Industry experts say there are three reasons why drug makers have withdrawn from developing new antibiotics, despite 20 years' worth of alarm-sounding by public health leaders. One, there is little money in antibiotics; two, inventing new ones is very difficult technically; and three, in light of drug safety concerns, the FDA has not made it easy for pharmaceutical companies to get new antibiotics approved.

This so-called "perfect storm" of events, therefore, has resulted in just four of the world's 12 largest drug companies researching new antibiotics, according to David Shlaes, a long-time drug developer and consultant, the Post said.

And it doesn't look like the situation is going to get any better anytime soon.

Last year, for instance, the world's biggest Big Pharma company - Pfizer - shuttered its Connecticut antibiotics research facility, letting go of 1,200 employees. Company officials said they were moving it to Shanghai, China. But Shlaes says the pharmaceutical giant is having trouble opening its new facility there, adding that the company has all but abandoned antibiotics development anyway.

Analysts noted that a new antibiotic can bring in a billion dollars over its lifetime, but a new heart drug, by comparison, can earn as much as $10 billion.

Other drugs taken over long-term (antibiotics are short-term use, most often) are also big earners.

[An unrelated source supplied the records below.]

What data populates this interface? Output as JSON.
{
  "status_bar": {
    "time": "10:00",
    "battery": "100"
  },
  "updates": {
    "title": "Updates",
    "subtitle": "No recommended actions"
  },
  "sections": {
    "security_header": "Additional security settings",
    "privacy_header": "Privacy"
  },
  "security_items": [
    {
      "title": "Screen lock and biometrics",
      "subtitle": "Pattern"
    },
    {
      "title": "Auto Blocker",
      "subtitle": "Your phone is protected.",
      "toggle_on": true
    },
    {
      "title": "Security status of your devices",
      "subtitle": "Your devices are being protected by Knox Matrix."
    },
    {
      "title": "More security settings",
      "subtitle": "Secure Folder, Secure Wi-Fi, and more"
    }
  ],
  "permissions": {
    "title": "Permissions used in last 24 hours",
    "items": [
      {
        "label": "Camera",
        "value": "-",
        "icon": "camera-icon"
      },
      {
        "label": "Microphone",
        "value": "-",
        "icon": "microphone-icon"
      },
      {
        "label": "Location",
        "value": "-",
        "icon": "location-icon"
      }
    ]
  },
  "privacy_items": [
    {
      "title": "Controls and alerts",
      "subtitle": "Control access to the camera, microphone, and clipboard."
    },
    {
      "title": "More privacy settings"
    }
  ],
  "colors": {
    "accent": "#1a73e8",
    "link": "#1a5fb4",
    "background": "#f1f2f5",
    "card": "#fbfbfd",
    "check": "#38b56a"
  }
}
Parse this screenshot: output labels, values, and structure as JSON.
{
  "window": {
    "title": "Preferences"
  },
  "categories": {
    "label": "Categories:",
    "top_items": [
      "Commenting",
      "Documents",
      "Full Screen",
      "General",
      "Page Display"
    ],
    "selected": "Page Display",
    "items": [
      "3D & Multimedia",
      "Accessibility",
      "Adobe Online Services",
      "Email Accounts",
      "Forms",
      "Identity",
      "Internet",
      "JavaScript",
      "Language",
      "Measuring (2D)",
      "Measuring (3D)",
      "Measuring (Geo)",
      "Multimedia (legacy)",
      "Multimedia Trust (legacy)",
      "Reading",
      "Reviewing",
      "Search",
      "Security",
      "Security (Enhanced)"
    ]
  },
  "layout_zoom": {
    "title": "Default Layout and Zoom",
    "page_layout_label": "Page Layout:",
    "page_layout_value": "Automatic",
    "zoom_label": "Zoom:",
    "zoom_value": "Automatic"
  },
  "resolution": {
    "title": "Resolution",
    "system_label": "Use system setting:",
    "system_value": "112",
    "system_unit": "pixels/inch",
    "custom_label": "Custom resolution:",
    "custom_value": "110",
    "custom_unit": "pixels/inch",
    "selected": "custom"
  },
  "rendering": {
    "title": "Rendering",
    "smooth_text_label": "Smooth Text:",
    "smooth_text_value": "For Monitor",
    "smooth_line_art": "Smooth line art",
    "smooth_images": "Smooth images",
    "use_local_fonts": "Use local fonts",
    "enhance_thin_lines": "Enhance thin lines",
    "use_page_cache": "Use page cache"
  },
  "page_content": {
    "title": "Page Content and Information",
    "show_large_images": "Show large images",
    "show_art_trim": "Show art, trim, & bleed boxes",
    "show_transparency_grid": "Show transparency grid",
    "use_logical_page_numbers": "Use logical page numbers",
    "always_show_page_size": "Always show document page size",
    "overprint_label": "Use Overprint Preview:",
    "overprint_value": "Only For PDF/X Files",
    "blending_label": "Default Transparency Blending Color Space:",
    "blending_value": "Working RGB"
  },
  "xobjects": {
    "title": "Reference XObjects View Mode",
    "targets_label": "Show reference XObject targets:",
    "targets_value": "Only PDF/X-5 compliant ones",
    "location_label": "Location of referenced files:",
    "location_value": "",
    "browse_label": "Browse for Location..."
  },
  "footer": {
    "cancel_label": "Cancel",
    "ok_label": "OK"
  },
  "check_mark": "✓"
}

These include depression and erectile dysfunction medications.

Too little, too late?

For once, lawmakers seem attentive. Earlier this year, Congress inserted a provision into an FDA authorization measure granting an additional five years of market exclusivity to any company that invented a new antibiotic. That's important, say analysts, because it means no competition from other drug makers for an extended period.

But it's not enough, say experts.

"It's a great first step," Spellberg said, but it's "not strong enough to turn things around."

10 years ago, the Centers for Disease Control and Prevention reported 1.7 million annual hospital-borne infections had caused 99,000 deaths.

In the midst of an epidemic of resistant, hospital-borne superbugs, the agency is currently updating its figures.